As the US standing in national health statistics continues to tumble, and public and private indebtedness rise, the presidential campaign is dominated by politicians who want more failure: war and patchwork “private” health insurance. Financial Times reports that the US Comptroller General is worried:
The US government is on a ‘burning platform’ of unsustainable policies and practices with fiscal deficits, chronic healthcare underfunding, immigration and overseas military commitments threatening a crisis if action is not taken soon, the country’s top government inspector has warned.
David Walker, comptroller general of the US, issued the unusually downbeat assessment of his country’s future in a report that lays out what he called “chilling long-term simulations”.
These include “dramatic” tax rises, slashed government services and the large-scale dumping by foreign governments of holdings of US debt.
Drawing parallels with the end of the Roman empire, Mr Walker warned there were “striking similarities” between America’s current situation and the factors that brought down Rome, including “declining moral values and political civility at home, an over-confident and over-extended military in foreign lands and fiscal irresponsibility by the central government”.
The comparison between our expenditures on destruction and our flagging healthcare record is inevitable and telling.

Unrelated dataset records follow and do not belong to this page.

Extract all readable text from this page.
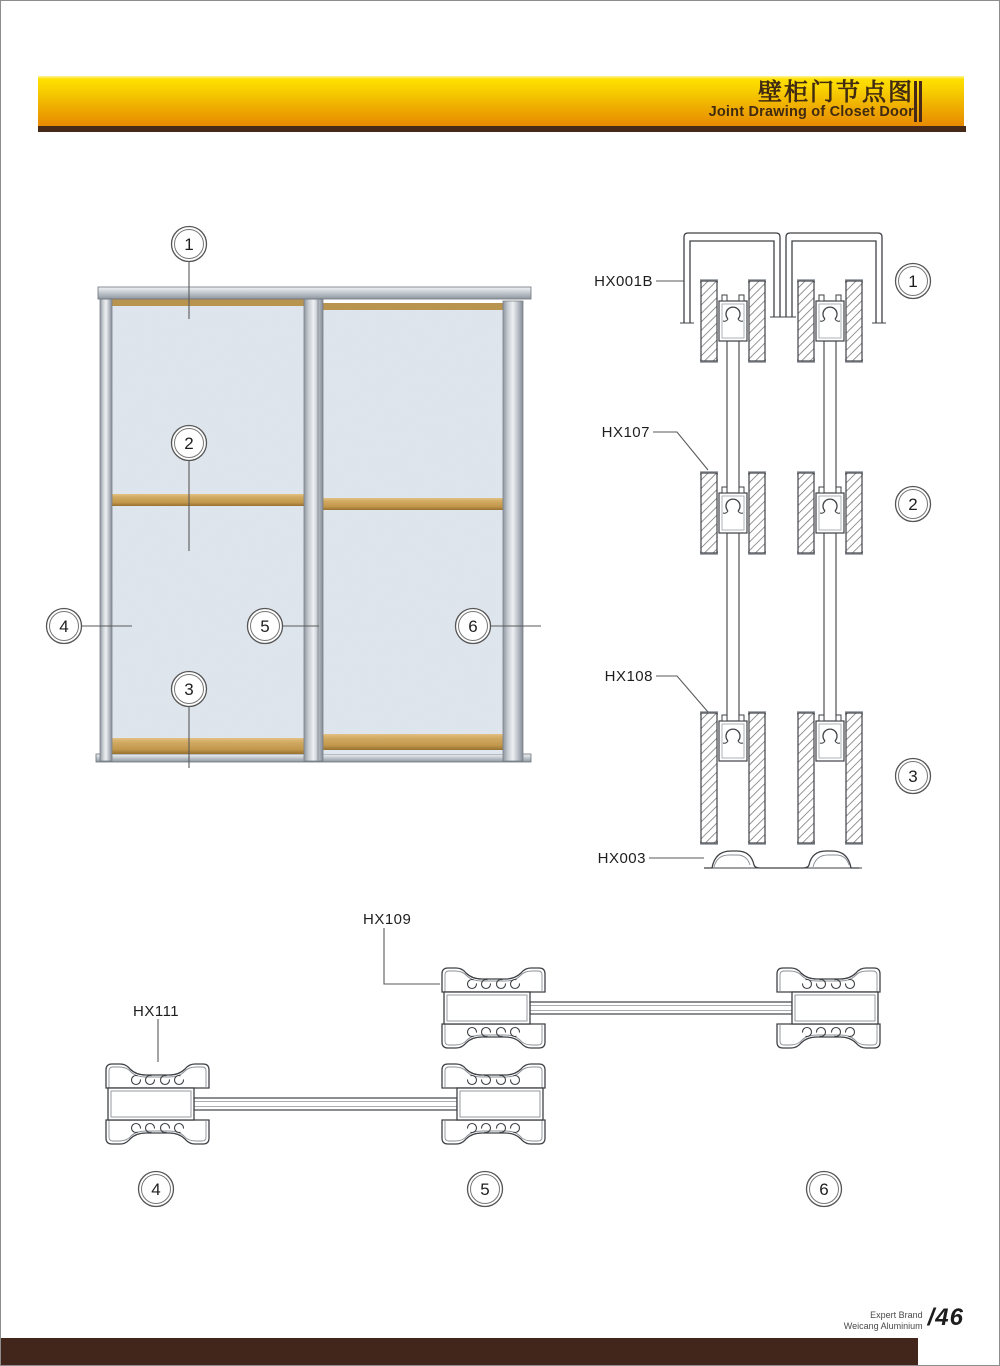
壁柜门节点图
Joint Drawing of Closet Door
1
2
3
4	5	6
HX001B
HX107
HX108
HX003
1
2
3
HX109
HX111
4	5	6
Expert Brand
Weicang Aluminium /46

The US, alone among the world’s powers, spends a massive amount of time and money creating havoc, instead of trying to solve the problems of its citizens. We are indeed facing the greatest crisis in this nations history, and it’s not going to be solved by doubling the size of Guantanamo or bombing Iran. It’s not going to be solved by a Congress who can’t even be bothered to read the laws it passes, and which continues to give idiots like George W. Bush, Karl Rove (thank god he’s gone) and Alberto Gonzales free rein.